In a new three-year deal, the companies will attempt to build a robust model for finding new roles for existing drugs by using real-world evidence and machine learning algorithms supplied by IBM Watson Health Cloud.
“Teva is a leader in innovation using existing molecules and IBM has pioneered Watson cognitive computing – it is a natural partnership,” said Michael Hayden, Teva's president of Global R&D and chief scientific officer. “
This collaboration will bring together the science and the technology to scale up ‘serendipity’ to an industrial level, opening up new and exciting possibilities to create novel treatments for patients based on existing medicines.”
IBM Watson will also feature in the development of a chronic disease management platform. The software will be used to mine more than six million data points to provide actionable insights into conditions such as asthma.
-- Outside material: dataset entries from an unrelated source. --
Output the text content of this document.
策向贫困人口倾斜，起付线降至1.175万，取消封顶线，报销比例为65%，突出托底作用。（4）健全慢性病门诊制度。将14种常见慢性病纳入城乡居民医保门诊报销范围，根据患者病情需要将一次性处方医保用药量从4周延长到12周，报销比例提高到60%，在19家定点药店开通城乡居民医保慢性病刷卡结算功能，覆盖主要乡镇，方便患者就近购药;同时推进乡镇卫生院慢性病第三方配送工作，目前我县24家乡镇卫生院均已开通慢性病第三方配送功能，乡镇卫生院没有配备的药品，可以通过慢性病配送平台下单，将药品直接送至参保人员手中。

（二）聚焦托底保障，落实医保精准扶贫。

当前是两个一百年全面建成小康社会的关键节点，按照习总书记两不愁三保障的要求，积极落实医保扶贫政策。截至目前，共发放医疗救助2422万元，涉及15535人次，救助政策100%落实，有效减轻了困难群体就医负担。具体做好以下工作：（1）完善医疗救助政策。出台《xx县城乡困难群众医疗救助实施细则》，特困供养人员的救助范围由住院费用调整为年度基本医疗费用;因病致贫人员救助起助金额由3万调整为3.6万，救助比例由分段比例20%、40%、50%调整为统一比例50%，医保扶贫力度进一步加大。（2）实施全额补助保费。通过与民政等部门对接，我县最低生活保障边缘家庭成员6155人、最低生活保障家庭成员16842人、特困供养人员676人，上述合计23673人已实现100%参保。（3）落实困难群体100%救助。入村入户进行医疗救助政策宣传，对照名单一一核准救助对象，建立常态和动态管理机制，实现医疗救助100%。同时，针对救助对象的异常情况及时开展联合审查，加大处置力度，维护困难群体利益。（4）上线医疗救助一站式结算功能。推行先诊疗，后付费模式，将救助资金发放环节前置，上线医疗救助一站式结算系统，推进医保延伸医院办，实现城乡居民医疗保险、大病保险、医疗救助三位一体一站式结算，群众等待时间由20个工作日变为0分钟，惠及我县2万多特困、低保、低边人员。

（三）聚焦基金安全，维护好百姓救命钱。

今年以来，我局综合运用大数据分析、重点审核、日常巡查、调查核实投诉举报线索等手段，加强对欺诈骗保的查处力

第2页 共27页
The project will integrate data from The Weather Company.
The intent is to build a platform capable of delivering these insights to caregivers via an app or other software interface to improve chronic disease management.
“Teva envisions a future where we can empower patients and their families to better understand diseases, like asthma, and cope with health challenges in a more systematic, data-driven manner, with the ability to be proactive, rather than reactive,” said Rob Koremans, president and CEO of Teva Global Specialty Medicines. “In doing so, we aim to cut treatment costs by providing patients, payers, healthcare providers and caregivers with relatable data that can inform action and insights into a patient’s total disease management plan.”
Teva is not the only company to invest in the concept of machine learning in drug repurposing. In January, Astellas sealed a deal with big data biotech NuMedii to identify new indications for a number of the company’s compounds.